What are some of the challenges of studying cancer disparities?
Work has been limited due to the dearth of biospecimens and the lack of diverse cohorts—most data is derived from white men. We need to do a better job of acquiring more diverse cohorts so we can determine whether tumors are manifesting differently, and whether the pathogenesis of the cancer as it progresses might be different. There has also been a lack of funding for disparities research based on the opinion that health disparities are all socioeconomic. I’ve always approached it from the standpoint of, let’s rule biology out. Let’s do the studies comparing patients who are from underrepresented racial and ethnic minority groups to individuals who are not. We can’t do studies where the cohorts are 90 percent to 95 percent white and then say that health disparities are all socioeconomic. As of late, we have performed some of these studies. They are not as large as we would like, but large enough to say that there is strong, mounting evidence of differences in genetic risk and the biology of cancers.

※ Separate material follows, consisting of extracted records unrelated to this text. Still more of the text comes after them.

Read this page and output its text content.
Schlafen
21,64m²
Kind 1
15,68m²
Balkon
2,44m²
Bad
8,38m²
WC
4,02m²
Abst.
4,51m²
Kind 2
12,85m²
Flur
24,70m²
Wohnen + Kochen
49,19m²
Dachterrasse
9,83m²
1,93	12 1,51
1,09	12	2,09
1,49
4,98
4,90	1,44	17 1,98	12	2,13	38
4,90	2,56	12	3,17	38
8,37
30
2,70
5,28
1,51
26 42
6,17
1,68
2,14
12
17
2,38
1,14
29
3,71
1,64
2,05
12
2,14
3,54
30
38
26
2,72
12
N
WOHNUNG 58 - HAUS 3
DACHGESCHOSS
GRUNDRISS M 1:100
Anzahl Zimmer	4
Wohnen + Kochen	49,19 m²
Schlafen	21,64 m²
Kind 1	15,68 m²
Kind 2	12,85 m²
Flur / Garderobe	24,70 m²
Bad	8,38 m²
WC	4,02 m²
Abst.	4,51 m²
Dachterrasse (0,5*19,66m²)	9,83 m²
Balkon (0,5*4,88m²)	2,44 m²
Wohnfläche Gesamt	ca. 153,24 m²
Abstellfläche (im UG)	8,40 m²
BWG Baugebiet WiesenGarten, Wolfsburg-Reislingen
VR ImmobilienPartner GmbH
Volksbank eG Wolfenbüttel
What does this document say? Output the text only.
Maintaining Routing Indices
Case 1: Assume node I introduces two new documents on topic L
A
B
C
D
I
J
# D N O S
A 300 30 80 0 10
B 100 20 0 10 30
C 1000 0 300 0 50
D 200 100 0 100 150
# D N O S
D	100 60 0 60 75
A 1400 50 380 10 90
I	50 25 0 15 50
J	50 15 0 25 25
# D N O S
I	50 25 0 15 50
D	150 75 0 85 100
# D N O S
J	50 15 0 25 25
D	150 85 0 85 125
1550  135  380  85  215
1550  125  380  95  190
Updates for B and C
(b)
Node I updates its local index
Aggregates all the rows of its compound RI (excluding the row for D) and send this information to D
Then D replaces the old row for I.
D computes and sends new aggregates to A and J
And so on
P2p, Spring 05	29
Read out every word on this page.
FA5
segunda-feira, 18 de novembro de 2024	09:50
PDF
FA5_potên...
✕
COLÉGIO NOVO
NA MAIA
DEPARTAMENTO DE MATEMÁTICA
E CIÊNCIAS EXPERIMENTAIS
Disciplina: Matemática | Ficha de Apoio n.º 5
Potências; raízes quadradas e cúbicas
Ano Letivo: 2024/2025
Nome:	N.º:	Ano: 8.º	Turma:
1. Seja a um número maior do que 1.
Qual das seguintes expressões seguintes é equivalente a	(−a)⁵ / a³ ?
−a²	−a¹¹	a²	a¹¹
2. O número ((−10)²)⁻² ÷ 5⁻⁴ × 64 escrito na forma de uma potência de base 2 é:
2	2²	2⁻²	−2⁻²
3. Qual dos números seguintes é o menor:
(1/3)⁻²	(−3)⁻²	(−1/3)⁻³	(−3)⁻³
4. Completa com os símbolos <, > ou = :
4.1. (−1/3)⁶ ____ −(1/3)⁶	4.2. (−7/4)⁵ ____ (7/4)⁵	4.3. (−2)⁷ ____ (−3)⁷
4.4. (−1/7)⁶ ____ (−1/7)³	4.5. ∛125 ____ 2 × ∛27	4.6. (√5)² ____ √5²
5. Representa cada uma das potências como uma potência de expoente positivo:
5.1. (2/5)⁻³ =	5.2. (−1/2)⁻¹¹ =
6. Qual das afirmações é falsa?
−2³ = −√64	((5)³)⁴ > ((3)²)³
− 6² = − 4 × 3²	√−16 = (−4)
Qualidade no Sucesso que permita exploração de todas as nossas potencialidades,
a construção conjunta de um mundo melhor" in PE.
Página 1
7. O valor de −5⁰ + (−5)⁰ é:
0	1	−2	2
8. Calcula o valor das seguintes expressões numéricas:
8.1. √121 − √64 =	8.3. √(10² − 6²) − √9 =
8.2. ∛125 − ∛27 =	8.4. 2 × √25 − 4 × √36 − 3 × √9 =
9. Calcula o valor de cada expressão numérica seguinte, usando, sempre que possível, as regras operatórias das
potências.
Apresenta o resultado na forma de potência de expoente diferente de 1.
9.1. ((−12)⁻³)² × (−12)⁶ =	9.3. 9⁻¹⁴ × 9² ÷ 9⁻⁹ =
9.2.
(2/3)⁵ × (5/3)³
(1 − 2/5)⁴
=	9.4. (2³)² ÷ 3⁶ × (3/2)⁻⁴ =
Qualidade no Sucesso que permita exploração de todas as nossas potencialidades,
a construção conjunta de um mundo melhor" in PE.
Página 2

You led the steering committee that created the AACR Cancer Disparities Report. What does the report cover?
It provides an overview of our progress in understanding, addressing, and eliminating cancer disparities. It lays out what groups we’re talking about when we talk about disparities, how we describe and define disparities, and the information we currently have. It also speaks to various components of clinical management. For instance, we don’t have the knowledge on the molecular features of cancers in these populations, so we can’t be precise in our approaches for precision medicine. We also provide recommendations for what we think can be done to address and eliminate disparities.